Champion du mode à 18 reprises, Antoine Albeau, avait déjà été nominé cinq fois pour le titre de marin de lannée. Cette fois, les 20 membres du jury aidés des 3000 votes d'internautes l'ont finalement récompensé. Il devient le second véliplanchiste à recevoir ce titre honorifique après celui obtenu en 2004 par Faustine Merret, championne olympique de la spécialité aux Jeux Olympiques d'Athènes.
La mer amère
Une mascarade ? Non, il s'agissait bien de la prestigieuse Coupe de l'America. Après deux ans de bataille juridique, la 33e édition s'est conclue par une victoire écrasante du trimaran américain Oracle sur les Suisses d'Alinghi. Cette fois, il n'y a pas eu contestation possible, le navire suisse comptant près de neuf minutes dans la première manche, et plus de cinq minutes dans la deuxième et donc dernière manche ! Même les avocats d'Alinghi ont été convaincus de la domination américaine. LAiguière dargent est repartie de l'autre côté de l'Atlantique, avec l'espoir de ne plus avoir à subir un tel scénario des préparatifs à l'épilogue.
Carton jaune à Abby Sunderland et ses proches
On n'est pas sérieux quand on a 17 ans, écrivait Arthur Rimbaud. Abby Sunderland n'avait pas encore 17 ans qu'elle s'était lancée en janvier dans un tour du monde à la voile en solitaire et sans assistance.
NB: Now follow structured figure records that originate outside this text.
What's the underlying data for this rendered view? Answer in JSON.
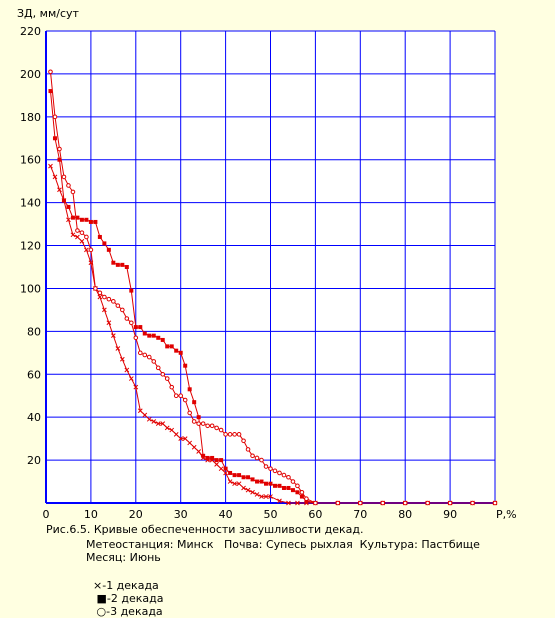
{
  "chart_data": {
    "type": "line",
    "ylabel": "ЗД, мм/сут",
    "xlabel": "P,%",
    "xlim": [
      0,
      100
    ],
    "ylim": [
      0,
      220
    ],
    "xticks": [
      "0",
      "10",
      "20",
      "30",
      "40",
      "50",
      "60",
      "70",
      "80",
      "90"
    ],
    "yticks": [
      "20",
      "40",
      "60",
      "80",
      "100",
      "120",
      "140",
      "160",
      "180",
      "200",
      "220"
    ],
    "grid": true,
    "series": [
      {
        "name": "-1 декада",
        "marker": "x",
        "color": "#e00000",
        "x": [
          1,
          2,
          3,
          4,
          5,
          6,
          7,
          8,
          9,
          10,
          11,
          12,
          13,
          14,
          15,
          16,
          17,
          18,
          19,
          20,
          21,
          22,
          23,
          24,
          25,
          26,
          27,
          28,
          29,
          30,
          31,
          32,
          33,
          34,
          35,
          36,
          37,
          38,
          39,
          40,
          41,
          42,
          43,
          44,
          45,
          46,
          47,
          48,
          49,
          50,
          52,
          54,
          56,
          58,
          60,
          65,
          70,
          75,
          80,
          85,
          90,
          95,
          100
        ],
        "y": [
          157,
          152,
          146,
          141,
          132,
          125,
          124,
          122,
          118,
          112,
          100,
          96,
          90,
          84,
          78,
          72,
          67,
          62,
          58,
          54,
          43,
          41,
          39,
          38,
          37,
          37,
          35,
          34,
          32,
          30,
          30,
          28,
          26,
          24,
          21,
          20,
          20,
          18,
          16,
          14,
          10,
          9,
          9,
          7,
          6,
          5,
          4,
          3,
          3,
          3,
          1,
          0,
          0,
          0,
          0,
          0,
          0,
          0,
          0,
          0,
          0,
          0,
          0
        ]
      },
      {
        "name": "-2 декада",
        "marker": "square",
        "color": "#e00000",
        "x": [
          1,
          2,
          3,
          4,
          5,
          6,
          7,
          8,
          9,
          10,
          11,
          12,
          13,
          14,
          15,
          16,
          17,
          18,
          19,
          20,
          21,
          22,
          23,
          24,
          25,
          26,
          27,
          28,
          29,
          30,
          31,
          32,
          33,
          34,
          35,
          36,
          37,
          38,
          39,
          40,
          41,
          42,
          43,
          44,
          45,
          46,
          47,
          48,
          49,
          50,
          51,
          52,
          53,
          54,
          55,
          56,
          57,
          58,
          60,
          65,
          70,
          75,
          80,
          85,
          90,
          95,
          100
        ],
        "y": [
          192,
          170,
          160,
          141,
          138,
          133,
          133,
          132,
          132,
          131,
          131,
          124,
          121,
          118,
          112,
          111,
          111,
          110,
          99,
          82,
          82,
          79,
          78,
          78,
          77,
          76,
          73,
          73,
          71,
          70,
          64,
          53,
          47,
          40,
          22,
          21,
          21,
          20,
          20,
          16,
          14,
          13,
          13,
          12,
          12,
          11,
          10,
          10,
          9,
          9,
          8,
          8,
          7,
          7,
          6,
          5,
          3,
          1,
          0,
          0,
          0,
          0,
          0,
          0,
          0,
          0,
          0
        ]
      },
      {
        "name": "-3 декада",
        "marker": "circle",
        "color": "#e00000",
        "x": [
          1,
          2,
          3,
          4,
          5,
          6,
          7,
          8,
          9,
          10,
          11,
          12,
          13,
          14,
          15,
          16,
          17,
          18,
          19,
          20,
          21,
          22,
          23,
          24,
          25,
          26,
          27,
          28,
          29,
          30,
          31,
          32,
          33,
          34,
          35,
          36,
          37,
          38,
          39,
          40,
          41,
          42,
          43,
          44,
          45,
          46,
          47,
          48,
          49,
          50,
          51,
          52,
          53,
          54,
          55,
          56,
          57,
          58,
          60,
          65,
          70,
          75,
          80,
          85,
          90,
          95,
          100
        ],
        "y": [
          201,
          180,
          165,
          152,
          148,
          145,
          127,
          126,
          124,
          118,
          100,
          98,
          96,
          95,
          94,
          92,
          90,
          86,
          84,
          77,
          70,
          69,
          68,
          66,
          63,
          60,
          58,
          54,
          50,
          50,
          48,
          42,
          38,
          37,
          37,
          36,
          36,
          35,
          34,
          32,
          32,
          32,
          32,
          29,
          25,
          22,
          21,
          20,
          17,
          16,
          15,
          14,
          13,
          12,
          10,
          8,
          5,
          2,
          0,
          0,
          0,
          0,
          0,
          0,
          0,
          0,
          0
        ]
      }
    ]
  },
  "caption": {
    "line1": "Рис.6.5. Кривые обеспеченности засушливости декад.",
    "line2": "Метеостанция: Минск   Почва: Супесь рыхлая  Культура: Пастбище",
    "line3": "Месяц: Июнь",
    "legend_items": [
      {
        "marker": "×",
        "text": "-1 декада"
      },
      {
        "marker": "■",
        "text": "-2 декада"
      },
      {
        "marker": "○",
        "text": "-3 декада"
      }
    ]
  }
}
Mais on ne s'improvise pas marin comme cela, du jour au lendemain. Malgré les nombreuses mises en garde et critiques venant des quatre coins du monde, la Californienne, soutenue par ses proches, avait bel et bien risqué sa peau.
Peut-on accuser une adolescente de vouloir imiter son frère Zac, qui avait pour le coup réussi à 16 ans cette aventure ? Ne doit-on pas plutôt s'interroger sur les motivations et l'attitude de ses proches qui l'ont encouragé à braver un tel danger ? La jeune fille aura finalement vu son défi s'achever à mi-chemin. Après avoir déclenché ses balises de détresse, son voilier de 12 mètres sera retrouvé avec le mât brisé en deux à 3000 kilomètres au sud-est de la Réunion... Saine et sauve, elle devra réaliser qu'elle n'est pas passée loin de l'irréversible. Inutile de rappeler que la mer n'est pas qu'un terrain de jeu.